Electronic Dance Music, also affectionately known as EDM, is one of the fastest growing genres in the world.
It’s also a clear college favorite and for good reason. The genre has produced more than its fair share. Who didn’t love “Latch” with Sam Smith on the vocals? What about the many singing in the shower sessions led by Clean Bandit’s “Rather Be”? And of course, EDM has gifted us artists like Kygo, Calvin Harris, and now, the Chainsmokers. That said, why does the world’s most college friendly genre suddenly feel so stale?
It’s Too Formulaic!
The main culprit of EDM’s sudden staleness (besides the exorbitant amount of money involved) is their insistence on formulas. That sounds me a bit algebraic but allow me to explain!
I’d be wrong to say that every EDM song sounds the same. They don’t. However, there is a clear strategy that the entire industry adheres to. It goes like this:
- Get a female to sing the vocals
- Have the subject matter involve some sort of love interest (failing or otherwise)
- Insert drops in the song
- Rinse and repeat
Now if you’re telling yourself that this guy has no idea what he’s talking about, maybe you’re right. Initially, when I wrote this article, I wasn’t even sure whether it was true. So, to test my theory, I looked at the biggest act in EDM right now, The Chainsmokers, and reviewed their two biggest hits, “Closer” and “Paris”. Here’s what I found.
They May as Well Be the Same Song
Kind of astonishing, but the songs are nearly identical in their structure. They both begin in The Chainsmokers’ frontman Andrew Taggart bemoaning his shortcomings with women.
“We were staying in Paris/To get away from your parents/And I thought, ‘Wow/If I could take this in a shot right now/I don’t think we could work this out” – “Paris”, The Chainsmokers
“Hey, I was doing just fine before I met you/I drink too much/And that’s an issue, but I’m okay/Hey, you tell your friends/It was nice to meet them/But I hope I never see them again” – “Closer”, The Chainsmokers
That leads, of course, to the eventual female voice that comes in to harmonize. In “Paris”, uncredited singer Emily Warren plays the role of female harmonizer. Halsey stars on “Closer”. Then comes the beats drops, another superficial verse, and perhaps one final beat drop and then, the end.
That’s not to say these two songs aren’t great. They’re practically go-to songs on the party playlist. The problem arrives when every song in EDM becomes similar to this. Unfortunately, for the most part, it has.

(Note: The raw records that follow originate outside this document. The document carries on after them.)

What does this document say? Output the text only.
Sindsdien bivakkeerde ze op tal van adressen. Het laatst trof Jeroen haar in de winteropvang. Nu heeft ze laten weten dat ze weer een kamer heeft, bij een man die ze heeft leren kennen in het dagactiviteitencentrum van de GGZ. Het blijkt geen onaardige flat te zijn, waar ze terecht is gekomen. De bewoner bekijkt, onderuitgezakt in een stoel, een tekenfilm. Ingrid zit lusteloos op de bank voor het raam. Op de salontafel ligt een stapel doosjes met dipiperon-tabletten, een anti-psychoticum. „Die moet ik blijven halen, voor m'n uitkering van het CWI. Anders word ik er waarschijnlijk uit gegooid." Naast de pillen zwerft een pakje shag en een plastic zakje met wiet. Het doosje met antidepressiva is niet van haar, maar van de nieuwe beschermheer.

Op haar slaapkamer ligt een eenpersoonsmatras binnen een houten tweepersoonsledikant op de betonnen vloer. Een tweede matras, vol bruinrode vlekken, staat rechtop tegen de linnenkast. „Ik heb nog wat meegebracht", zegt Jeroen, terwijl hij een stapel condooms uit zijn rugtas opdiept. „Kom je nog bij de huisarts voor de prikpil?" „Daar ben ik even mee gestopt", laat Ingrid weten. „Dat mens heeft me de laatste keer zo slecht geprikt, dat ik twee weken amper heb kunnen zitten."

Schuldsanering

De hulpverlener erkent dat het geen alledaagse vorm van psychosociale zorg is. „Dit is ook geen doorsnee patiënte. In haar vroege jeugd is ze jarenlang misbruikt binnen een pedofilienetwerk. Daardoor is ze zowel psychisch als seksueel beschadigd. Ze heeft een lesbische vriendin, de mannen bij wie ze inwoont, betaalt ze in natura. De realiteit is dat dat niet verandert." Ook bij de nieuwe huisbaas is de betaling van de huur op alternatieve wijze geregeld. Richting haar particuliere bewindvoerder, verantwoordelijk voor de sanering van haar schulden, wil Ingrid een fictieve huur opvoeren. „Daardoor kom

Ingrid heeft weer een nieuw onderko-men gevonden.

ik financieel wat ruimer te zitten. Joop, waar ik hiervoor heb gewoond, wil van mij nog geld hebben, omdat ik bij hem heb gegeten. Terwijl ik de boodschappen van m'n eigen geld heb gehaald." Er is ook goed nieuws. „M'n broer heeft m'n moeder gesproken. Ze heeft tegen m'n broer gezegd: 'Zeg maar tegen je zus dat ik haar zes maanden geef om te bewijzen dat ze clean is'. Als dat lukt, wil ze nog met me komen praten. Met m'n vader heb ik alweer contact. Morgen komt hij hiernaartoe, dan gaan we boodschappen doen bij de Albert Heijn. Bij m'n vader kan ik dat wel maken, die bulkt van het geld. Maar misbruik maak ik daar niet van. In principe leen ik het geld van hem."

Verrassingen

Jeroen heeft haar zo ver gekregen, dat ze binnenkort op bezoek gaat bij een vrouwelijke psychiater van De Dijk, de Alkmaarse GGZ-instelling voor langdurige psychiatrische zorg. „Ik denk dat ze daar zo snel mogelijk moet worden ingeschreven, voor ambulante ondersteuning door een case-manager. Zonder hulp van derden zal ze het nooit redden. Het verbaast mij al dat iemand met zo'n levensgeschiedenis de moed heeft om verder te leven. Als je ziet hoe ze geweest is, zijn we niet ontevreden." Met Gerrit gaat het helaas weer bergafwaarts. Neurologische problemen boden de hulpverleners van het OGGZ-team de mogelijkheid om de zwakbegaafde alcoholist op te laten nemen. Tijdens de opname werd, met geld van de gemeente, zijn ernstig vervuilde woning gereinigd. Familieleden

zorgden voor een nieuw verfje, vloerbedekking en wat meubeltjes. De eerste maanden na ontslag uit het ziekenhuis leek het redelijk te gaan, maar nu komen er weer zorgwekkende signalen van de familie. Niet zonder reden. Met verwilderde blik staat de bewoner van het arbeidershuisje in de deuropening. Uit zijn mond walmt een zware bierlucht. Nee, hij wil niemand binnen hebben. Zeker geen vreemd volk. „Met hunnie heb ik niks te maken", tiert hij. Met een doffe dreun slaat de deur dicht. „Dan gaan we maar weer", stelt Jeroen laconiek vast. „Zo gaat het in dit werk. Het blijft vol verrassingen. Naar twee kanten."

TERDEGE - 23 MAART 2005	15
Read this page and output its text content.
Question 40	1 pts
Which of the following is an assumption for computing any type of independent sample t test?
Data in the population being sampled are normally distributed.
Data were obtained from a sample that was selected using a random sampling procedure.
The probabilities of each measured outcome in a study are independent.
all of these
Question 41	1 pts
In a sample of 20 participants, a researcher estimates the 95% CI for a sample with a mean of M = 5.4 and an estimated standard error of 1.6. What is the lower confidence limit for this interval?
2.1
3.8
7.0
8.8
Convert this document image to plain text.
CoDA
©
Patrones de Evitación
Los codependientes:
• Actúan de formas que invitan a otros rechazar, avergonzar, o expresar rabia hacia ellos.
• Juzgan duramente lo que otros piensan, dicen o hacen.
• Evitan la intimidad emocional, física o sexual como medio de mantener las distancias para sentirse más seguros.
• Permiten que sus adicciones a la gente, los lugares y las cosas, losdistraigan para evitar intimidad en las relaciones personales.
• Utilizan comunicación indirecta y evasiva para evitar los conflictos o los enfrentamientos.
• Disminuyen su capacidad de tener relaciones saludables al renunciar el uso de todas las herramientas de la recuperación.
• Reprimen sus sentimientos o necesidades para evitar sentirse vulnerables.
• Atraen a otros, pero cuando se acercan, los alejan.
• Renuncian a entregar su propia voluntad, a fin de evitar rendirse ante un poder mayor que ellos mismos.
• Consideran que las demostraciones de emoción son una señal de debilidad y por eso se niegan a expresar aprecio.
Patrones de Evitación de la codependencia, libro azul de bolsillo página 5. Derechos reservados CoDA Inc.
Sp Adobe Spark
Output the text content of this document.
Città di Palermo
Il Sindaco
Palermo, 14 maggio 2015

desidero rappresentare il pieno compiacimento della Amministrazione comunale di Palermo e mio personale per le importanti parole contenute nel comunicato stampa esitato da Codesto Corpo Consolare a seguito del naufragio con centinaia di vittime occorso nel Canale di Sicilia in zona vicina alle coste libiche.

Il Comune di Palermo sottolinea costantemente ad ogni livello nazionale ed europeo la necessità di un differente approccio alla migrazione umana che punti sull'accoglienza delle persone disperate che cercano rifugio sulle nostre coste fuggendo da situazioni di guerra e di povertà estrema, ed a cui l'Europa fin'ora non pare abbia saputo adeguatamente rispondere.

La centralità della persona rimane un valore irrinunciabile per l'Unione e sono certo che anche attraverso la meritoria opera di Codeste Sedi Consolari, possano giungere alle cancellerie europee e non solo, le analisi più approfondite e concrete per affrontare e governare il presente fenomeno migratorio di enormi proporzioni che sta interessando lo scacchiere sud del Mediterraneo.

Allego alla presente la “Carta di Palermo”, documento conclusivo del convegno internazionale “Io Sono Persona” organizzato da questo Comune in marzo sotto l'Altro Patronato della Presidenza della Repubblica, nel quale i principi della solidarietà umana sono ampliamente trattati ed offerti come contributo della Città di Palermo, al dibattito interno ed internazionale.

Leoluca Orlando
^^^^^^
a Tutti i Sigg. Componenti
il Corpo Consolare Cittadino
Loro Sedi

Bring in new voices especially ones that are outside the realm of EDM. Of course, there will certainly be misses but more, offhand, I’d say it works more often than not. Look at DJ Snake’s “Let Me Love You” for example. The angelic voice of the Biebs alone makes the song feel different. Major Lazer managed to achieve the same on (coincidentally) another Bieber assisted track too: “Cold Water”.
If Bieber isn’t exactly your style (which is more than understandable), keep looking to other genres. Hip-hop has provided a figurative reservoir of innovation. “Turn Down For What?”, while annoying now, was a revelation when it released. In fact, they still play it at the Dome to get us pumped. It’s basically this generation’s “Who Let The Dogs Out?”.
Major Lazer–proving to be a constant innovators themselves–teamed up with Nicki Minaj and PARTYNEXTDOOR to create the tropical-influenced “Run Up” single. The summer vibes are exactly what the cold campus of Syracuse needed. However, all of these examples pale in comparison to (what I consider) the GOAT of EDM songs so far: “Slide”.
The song takes the most talented R&B singer today in Frank Ocean and combines it with not only two thirds of the hottest group around (Quavo and Offset of the Migos), but also has one of the world’s best DJs to bring it all together in Calvin Harris. It’s catchy, the subject matter is unique (who creates a hook about a painting?), and the three flow seamlessly throughout the song. It’s ridiculously fresh and I grin ear to ear every time Ocean begins crooning.
As a college student, EDM has provided hit after hit for our listening pleasure. There’s nothing that compares to the release of another great song. However, to avoid getting stale, EDM needs to decide whether it wants to continue to play it safe or take a risk. The next year will let us know where it stands.